Vanadyl sulfate is most commonly obtained by reduction of vanadium pentoxide with sulfur dioxide:
V2O5 + 7 H2O + SO2 + H2SO4 ? 2 [V(O)(H2O)4]SO4
From aqueous solution, the salt crystallizes as the pentahydrate, the fifth water is not bound to the metal in the solid. Viewed as a coordination complex, the ion is octahedral, with oxo, four equatorial water ligands, and a monodentate sulfate.[1] The V=O bond distance is 160 pm in length, about 50 pm shorter than the V–OH2 bonds. In solution, the sulfate ion dissociates rapidly.
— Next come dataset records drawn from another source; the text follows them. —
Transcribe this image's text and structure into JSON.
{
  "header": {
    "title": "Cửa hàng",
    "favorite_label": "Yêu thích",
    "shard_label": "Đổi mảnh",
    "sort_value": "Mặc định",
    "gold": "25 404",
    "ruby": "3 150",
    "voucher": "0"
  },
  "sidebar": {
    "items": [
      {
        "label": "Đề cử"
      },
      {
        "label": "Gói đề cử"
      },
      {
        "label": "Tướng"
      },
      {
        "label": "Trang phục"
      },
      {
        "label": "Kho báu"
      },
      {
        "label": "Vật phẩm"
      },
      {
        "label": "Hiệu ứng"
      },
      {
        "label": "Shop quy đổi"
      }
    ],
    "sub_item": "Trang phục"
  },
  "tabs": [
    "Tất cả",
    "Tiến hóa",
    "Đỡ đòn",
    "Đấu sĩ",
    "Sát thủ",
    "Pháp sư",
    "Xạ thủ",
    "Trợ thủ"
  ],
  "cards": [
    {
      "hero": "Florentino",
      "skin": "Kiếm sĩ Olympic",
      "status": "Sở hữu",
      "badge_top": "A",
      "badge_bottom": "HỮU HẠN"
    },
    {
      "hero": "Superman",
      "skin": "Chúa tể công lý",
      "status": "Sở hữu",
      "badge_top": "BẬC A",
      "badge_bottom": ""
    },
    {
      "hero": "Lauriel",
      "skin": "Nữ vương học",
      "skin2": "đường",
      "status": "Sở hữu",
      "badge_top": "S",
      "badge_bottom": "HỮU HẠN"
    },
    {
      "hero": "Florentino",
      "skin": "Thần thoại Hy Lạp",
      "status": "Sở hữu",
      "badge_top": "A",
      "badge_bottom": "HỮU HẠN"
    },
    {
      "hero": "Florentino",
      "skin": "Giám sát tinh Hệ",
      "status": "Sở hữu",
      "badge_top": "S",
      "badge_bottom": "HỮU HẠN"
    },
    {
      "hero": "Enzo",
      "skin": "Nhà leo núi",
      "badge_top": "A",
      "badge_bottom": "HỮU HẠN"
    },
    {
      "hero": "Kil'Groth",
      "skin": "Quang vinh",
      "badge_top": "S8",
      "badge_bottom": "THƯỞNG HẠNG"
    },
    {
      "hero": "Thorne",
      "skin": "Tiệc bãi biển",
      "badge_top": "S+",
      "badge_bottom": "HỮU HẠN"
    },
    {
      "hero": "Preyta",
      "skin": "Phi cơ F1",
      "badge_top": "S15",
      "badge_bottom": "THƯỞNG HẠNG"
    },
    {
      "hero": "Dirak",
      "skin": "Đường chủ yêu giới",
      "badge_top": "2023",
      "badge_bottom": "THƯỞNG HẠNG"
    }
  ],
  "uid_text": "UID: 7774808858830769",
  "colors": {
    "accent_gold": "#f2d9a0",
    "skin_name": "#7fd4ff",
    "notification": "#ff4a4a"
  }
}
Being widely available, vanadyl sulfate is a common precursor to other vanadyl derivatives, such as vanadyl acetylacetonate:

[V(O)(H2O)4]SO4 + 2C5H8O2 + Na2CO3 -> [V(O)(C5H7O2)2] + Na2SO4 + 5 H2O + CO2

In acidic solution, oxidation of vanadyl sulfate gives yellow-coloured vanadyl(V) derivatives. Reduction, e.g. by zinc, gives vanadium(III) and vanadium(II) derivatives, which are characteristically green and violet, respectively.